Problem description:
====================
In your SharePoint farm you start to experience that the timer jobs are not running normally. Like custom timer jobs or one-time timer jobs do not run once you try running it. This also affects the UPA sync service not getting started or provisioning as they create one-time timer jobs. Another good example to identify the problem is to run "Merge-SPLogFile" command that creates one-time timer jobs to collect logs from all the servers in the farm.

Cause:
======
1. Although the SharePoint Timer service was started in services.msc, the timer service instance object (this is a SharePoint farm object) may be set to “Disabled”.Use below script to get the status of all the timer instances in the farm.

$farm = Get-SPFarm
$FarmTimers = $farm.TimerService.Instances
foreach ($FT in $FarmTimers)
{
write-host "Server: " $FT.Server.Name.ToString();
write-host "Status: " $FT.status;
write-host "Allow Service Jobs: " $FT.AllowServiceJobs;
write-host "Allow Content DB Jobs: " $FT.AllowContentDatabaseJobs;"`n"
}

2. The "TimerJobHistory" table in SharePoint Config DB may have too many records which causes timer jobs not to function correctly. This is followed because "Delete job history" timer job not running for a long time. This job is supposed to purge timer job history older than 7 days.Use below SQL queries and commands to validate the possibility.

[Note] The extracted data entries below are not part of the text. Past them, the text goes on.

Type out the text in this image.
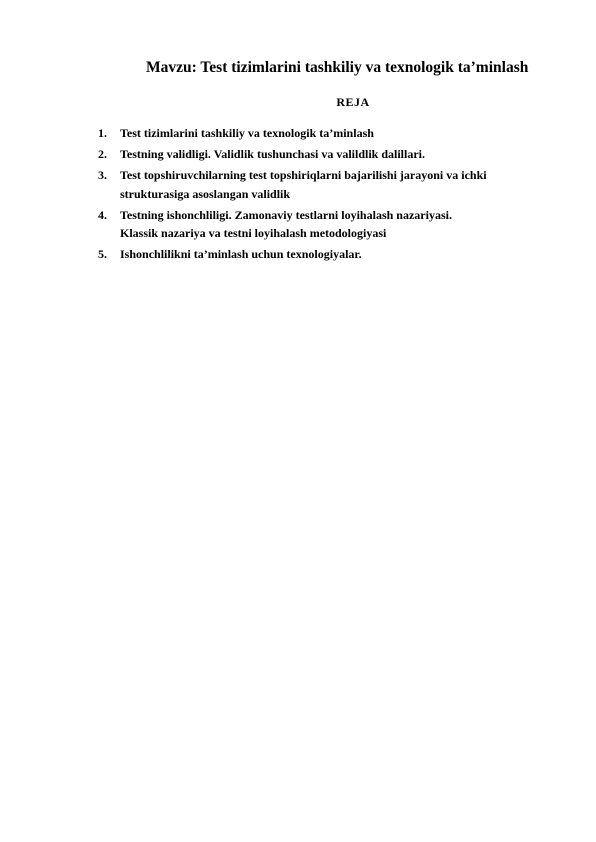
Mavzu: Test tizimlarini tashkiliy va texnologik ta’minlash
REJA
1. Test tizimlarini tashkiliy va texnologik ta’minlash
2. Testning validligi. Validlik tushunchasi va valildlik dalillari.
3. Test topshiruvchilarning test topshiriqlarni bajarilishi jarayoni va ichki
strukturasiga asoslangan validlik
4. Testning ishonchliligi. Zamonaviy testlarni loyihalash nazariyasi.
Klassik nazariya va testni loyihalash metodologiyasi
5. Ishonchlilikni ta’minlash uchun texnologiyalar.
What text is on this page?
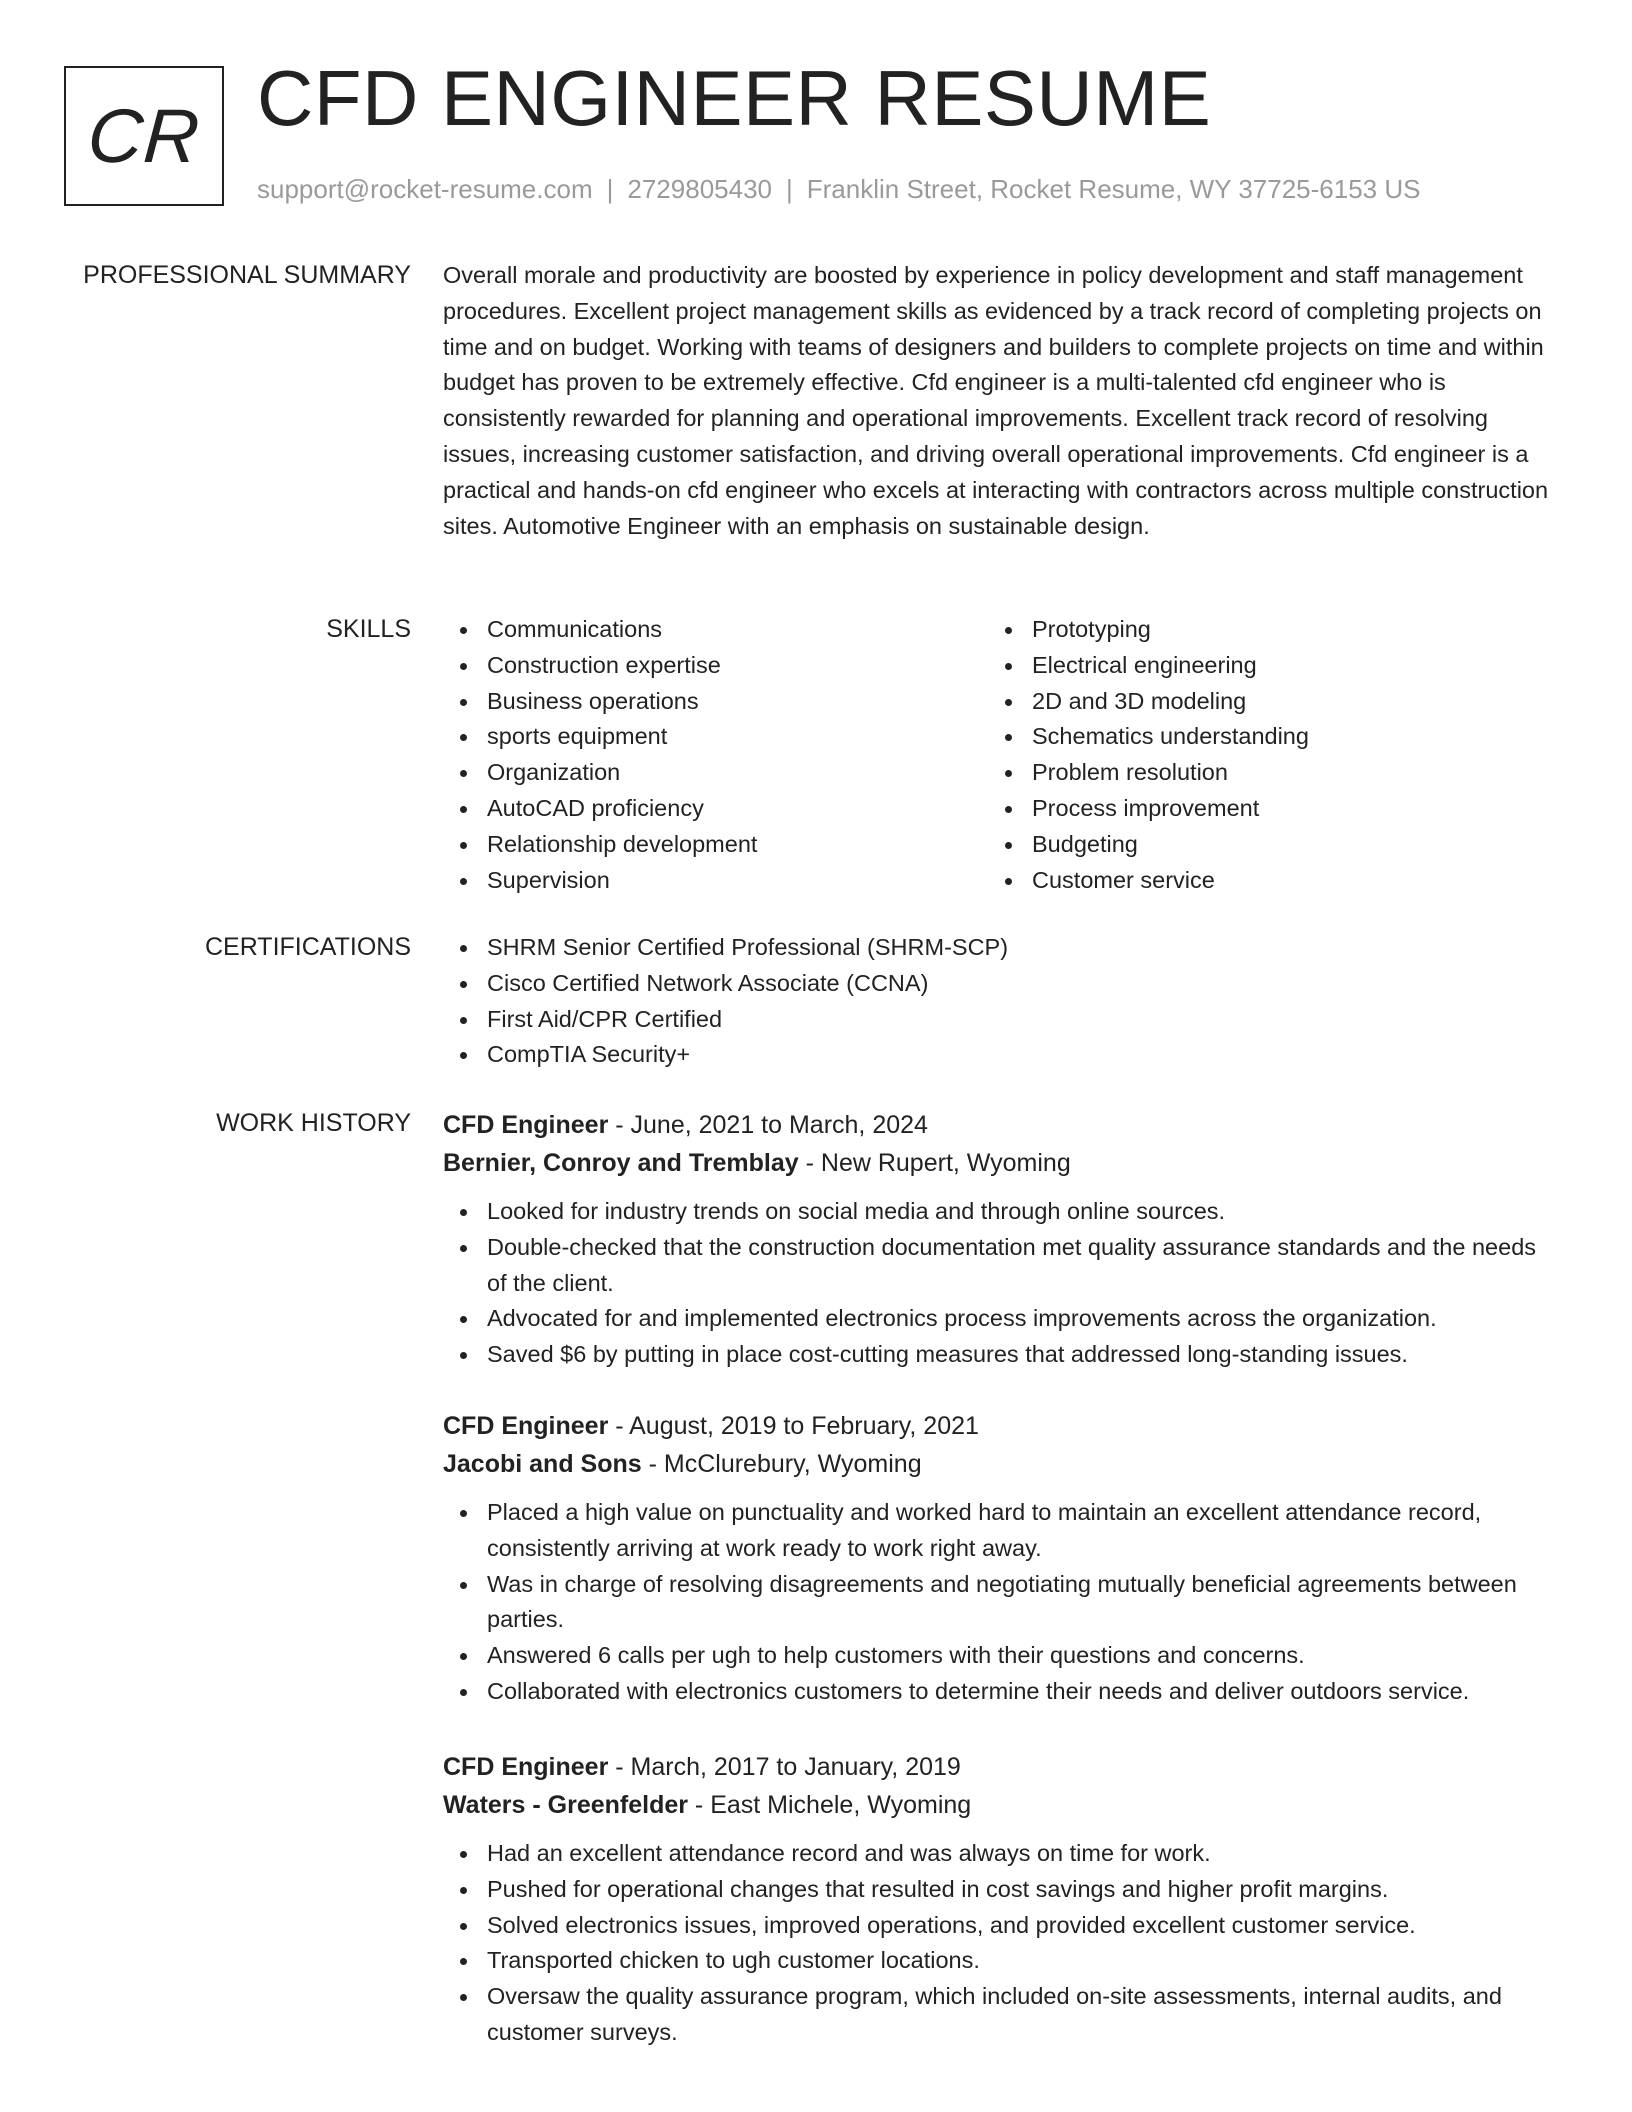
CR CFD ENGINEER RESUME
support@rocket-resume.com | 2729805430 | Franklin Street, Rocket Resume, WY 37725-6153 US
PROFESSIONAL SUMMARY Overall morale and productivity are boosted by experience in policy development and staff management procedures. Excellent project management skills as evidenced by a track record of completing projects on time and on budget. Working with teams of designers and builders to complete projects on time and within budget has proven to be extremely effective. Cfd engineer is a multi-talented cfd engineer who is consistently rewarded for planning and operational improvements. Excellent track record of resolving issues, increasing customer satisfaction, and driving overall operational improvements. Cfd engineer is a practical and hands-on cfd engineer who excels at interacting with contractors across multiple construction sites. Automotive Engineer with an emphasis on sustainable design.

SKILLS	Communications
Construction expertise
Business operations
sports equipment
Organization
AutoCAD proficiency
Relationship development
Supervision
Prototyping
Electrical engineering
2D and 3D modeling
Schematics understanding
Problem resolution
Process improvement
Budgeting
Customer service
CERTIFICATIONS	SHRM Senior Certified Professional (SHRM-SCP)
Cisco Certified Network Associate (CCNA)
First Aid/CPR Certified
CompTIA Security+
WORK HISTORY CFD Engineer - June, 2021 to March, 2024
Bernier, Conroy and Tremblay - New Rupert, Wyoming
Looked for industry trends on social media and through online sources.
Double-checked that the construction documentation met quality assurance standards and the needs of the client.
Advocated for and implemented electronics process improvements across the organization.
Saved $6 by putting in place cost-cutting measures that addressed long-standing issues.
CFD Engineer - August, 2019 to February, 2021
Jacobi and Sons - McClurebury, Wyoming
Placed a high value on punctuality and worked hard to maintain an excellent attendance record, consistently arriving at work ready to work right away.
Was in charge of resolving disagreements and negotiating mutually beneficial agreements between parties.
Answered 6 calls per ugh to help customers with their questions and concerns.
Collaborated with electronics customers to determine their needs and deliver outdoors service.
CFD Engineer - March, 2017 to January, 2019
Waters - Greenfelder - East Michele, Wyoming
Had an excellent attendance record and was always on time for work.
Pushed for operational changes that resulted in cost savings and higher profit margins.
Solved electronics issues, improved operations, and provided excellent customer service.
Transported chicken to ugh customer locations.
Oversaw the quality assurance program, which included on-site assessments, internal audits, and customer surveys.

>>SQL query on your SharePoint Config DB.

Select COUNT(*) from [SharePoint_Config].[dbo].[TimerJobHistory] with(nolock)
Select Top 100 * from [SharePoint_Config].[dbo].[TimerJobHistory] with(nolock) order by StartTime

Output will show huge number of records e.g. 5 Million records. Also, will also notice that the oldest timer job history record("StartTime" column) in DB is for an older date (normal would be 7 days old). Older records are supposed to be purged by "Delete job history" timer job which, you can validate below.

>>PowerShell command on your SharePoint server.

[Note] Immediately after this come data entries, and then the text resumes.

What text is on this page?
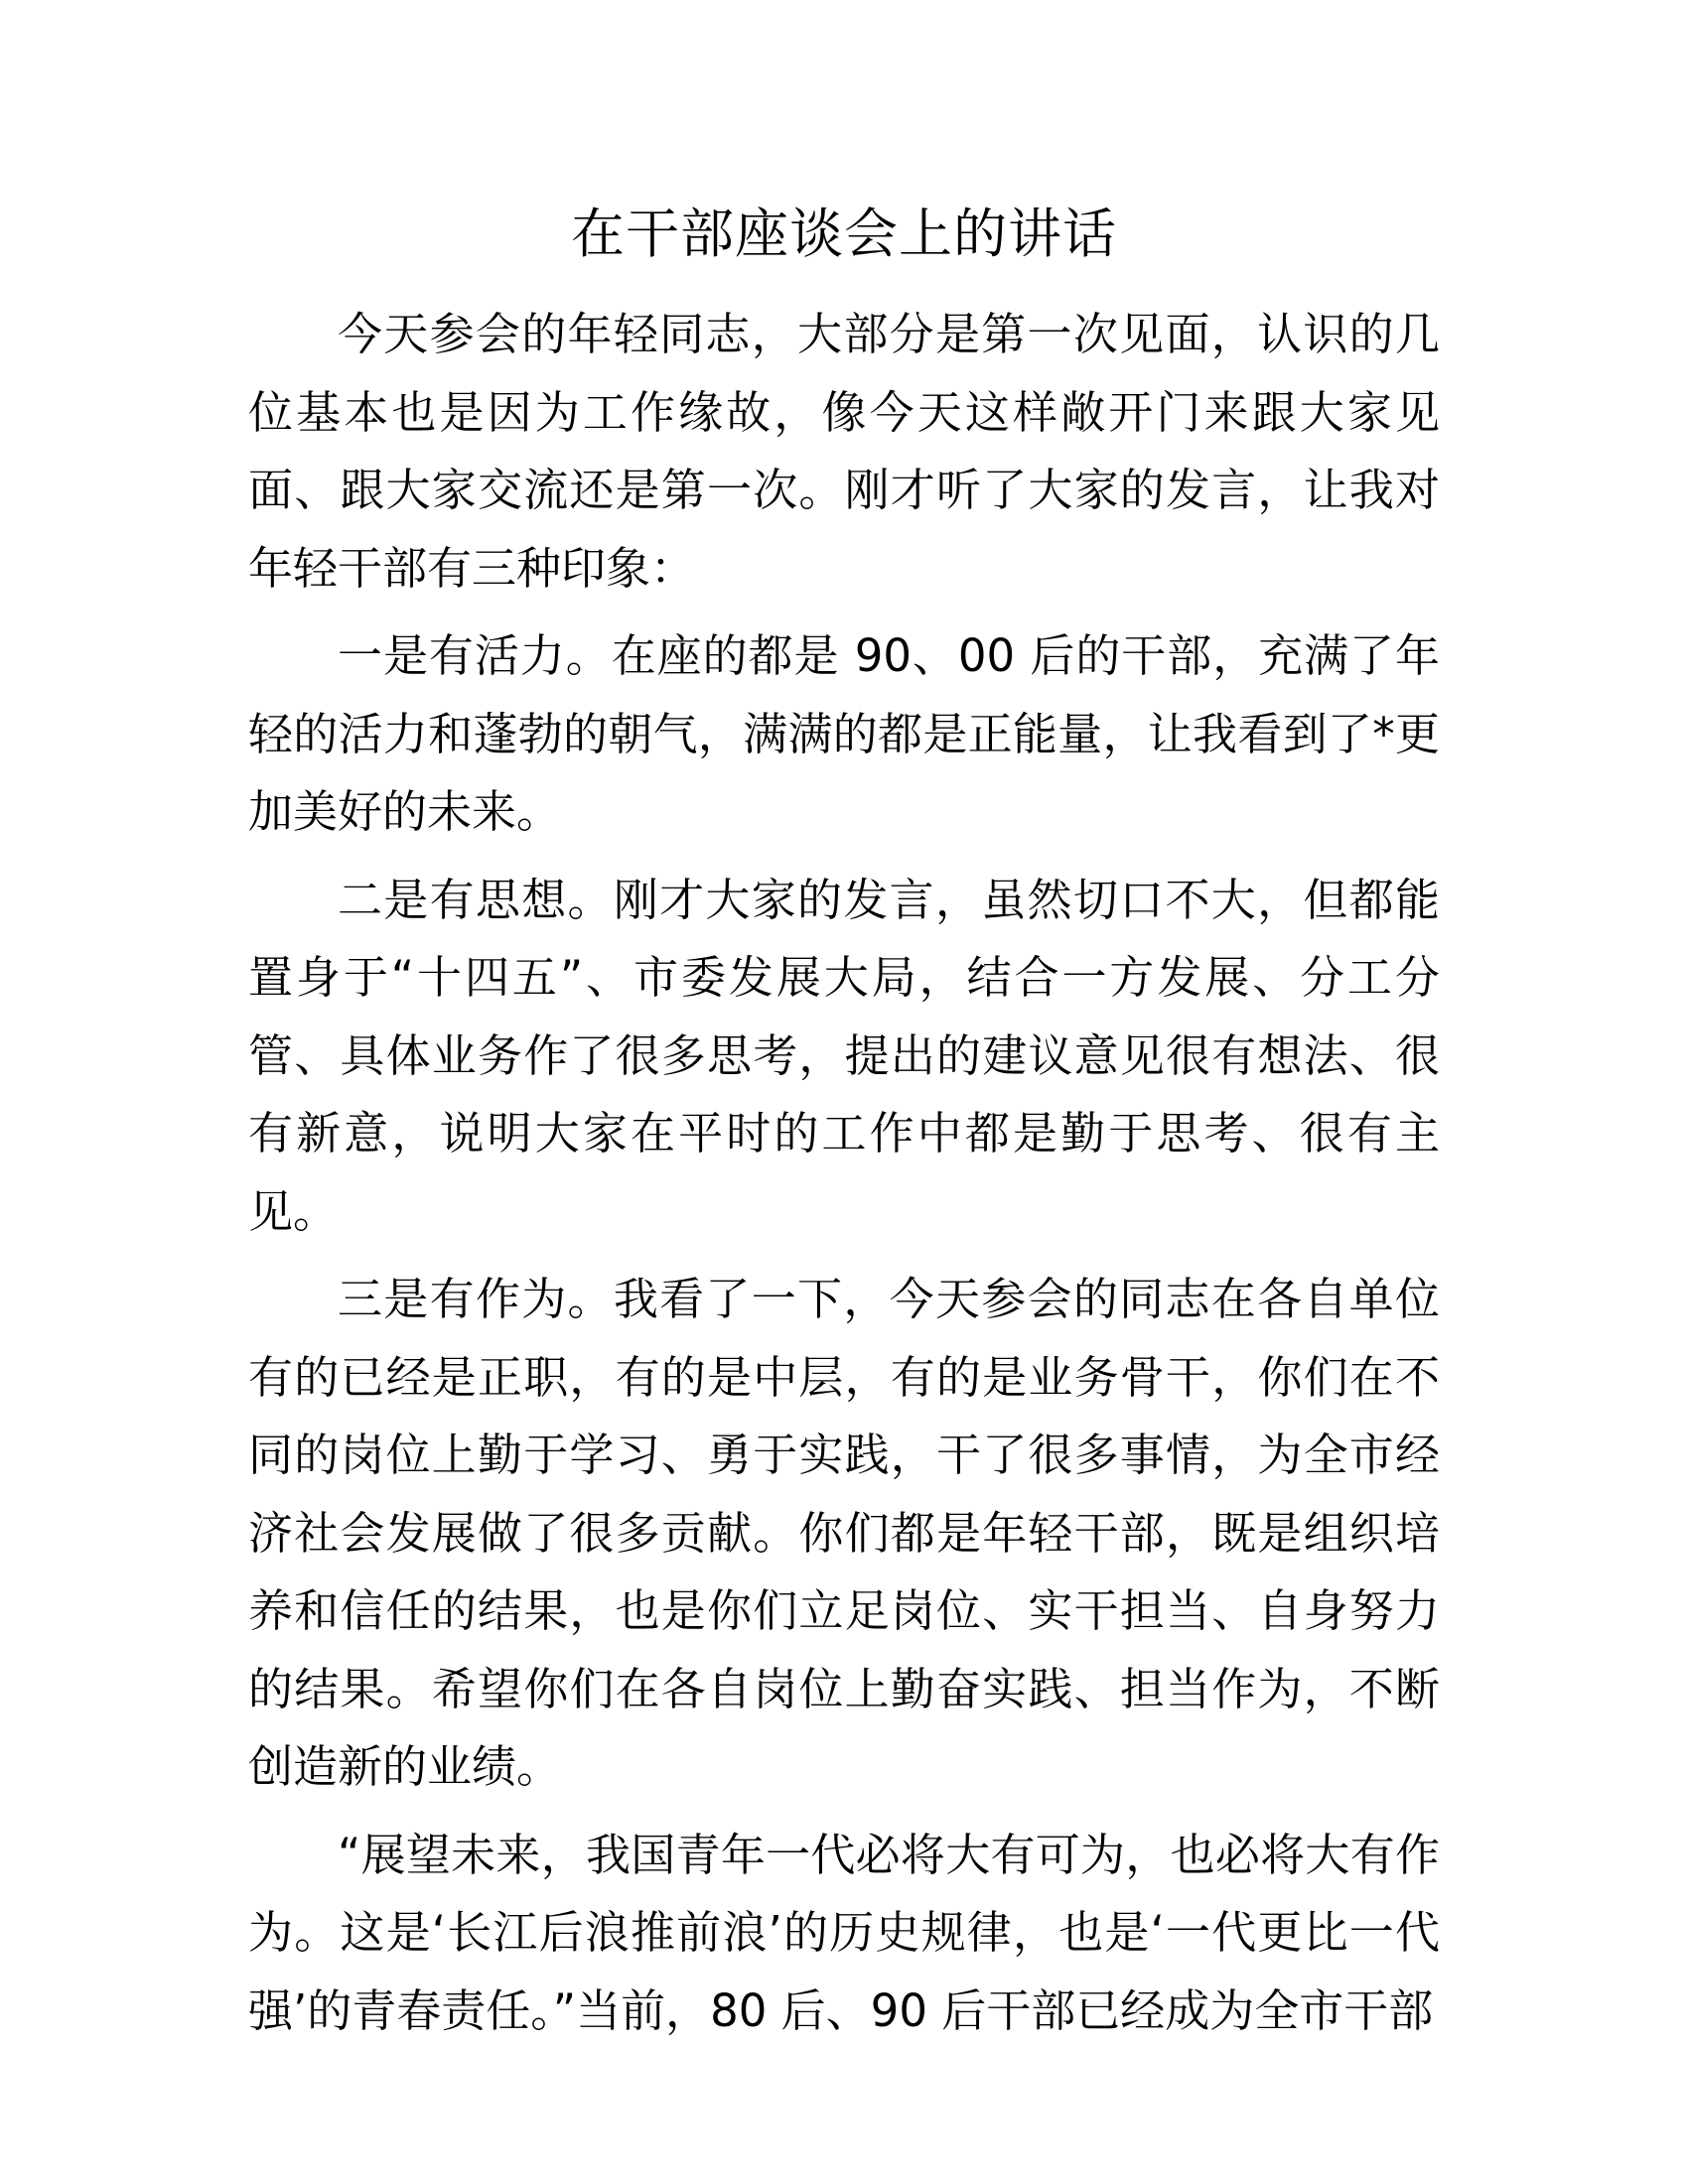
在干部座谈会上的讲话

今天参会的年轻同志，大部分是第一次见面，认识的几位基本也是因为工作缘故，像今天这样敞开门来跟大家见面、跟大家交流还是第一次。刚才听了大家的发言，让我对年轻干部有三种印象：

一是有活力。在座的都是 90、00 后的干部，充满了年轻的活力和蓬勃的朝气，满满的都是正能量，让我看到了*更加美好的未来。

二是有思想。刚才大家的发言，虽然切口不大，但都能置身于“十四五”、市委发展大局，结合一方发展、分工分管、具体业务作了很多思考，提出的建议意见很有想法、很有新意，说明大家在平时的工作中都是勤于思考、很有主见。

三是有作为。我看了一下，今天参会的同志在各自单位有的已经是正职，有的是中层，有的是业务骨干，你们在不同的岗位上勤于学习、勇于实践，干了很多事情，为全市经济社会发展做了很多贡献。你们都是年轻干部，既是组织培养和信任的结果，也是你们立足岗位、实干担当、自身努力的结果。希望你们在各自岗位上勤奋实践、担当作为，不断创造新的业绩。

“展望未来，我国青年一代必将大有可为，也必将大有作为。这是‘长江后浪推前浪’的历史规律，也是‘一代更比一代强’的青春责任。”当前，80 后、90 后干部已经成为全市干部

Get-SPTimerJob | ?{$_.DisplayName -eq "Delete job history"} | fl

This will return the "LastRunTime" of the timer job. Normally this will be date when the issue started

Solution:
==========
>> For the 1st issue, you run below PowerShell command to re-provision the instance to "Online" state.

$farm = Get-SPFarm
$FarmTimers = $farm.TimerService.Instances
foreach ($FT in $FarmTimers)
{
write-host "Server: " $FT.Server.Name.ToString();
write-host "Status: " $FT.status;
write-host "Allow Service Jobs: " $FT.AllowServiceJobs;
write-host "Allow Content DB Jobs: " $FT.AllowContentDatabaseJobs;"`n"
}
$disabledTimers = $farm.TimerService.Instances | where {$_.Status -ne "Online"}
if ($disabledTimers -ne $null)
{
foreach ($timer in $disabledTimers)
{
Write-Host -ForegroundColor Red "Timer service instance on server " $timer.Server.Name " is NOT Online. Current status:" $timer.Status
Write-Host -ForegroundColor Green "Attempting to set the status of the service instance to online..."
$timer.Provision()
$timer.Start()
write-host -ForegroundColor Red "You MUST now go restart the SharePoint timer service on server " $FT.Server.Name}}
else
{
Write-Host -ForegroundColor Green "All Timer Service Instances in the farm are online. No problems found!"
}

>> For the 2nd issue, you will need Microsoft's engagement to clear out the "TimerJobHistory" table in SharePoint Config DB. This cannot be done as this is not a Microsoft supported DB operation. So, better engage Microsoft after opening a support ticket with them at https://support.microsoft.com/.
Refer this article - Support for changes to the databases that are used by Office server products and by Windows SharePoint Services

Note: Dealing with Timer instances could cause other issues with the farm. Better to open ticket with Microsoft for such issues as these may be way complex as you think.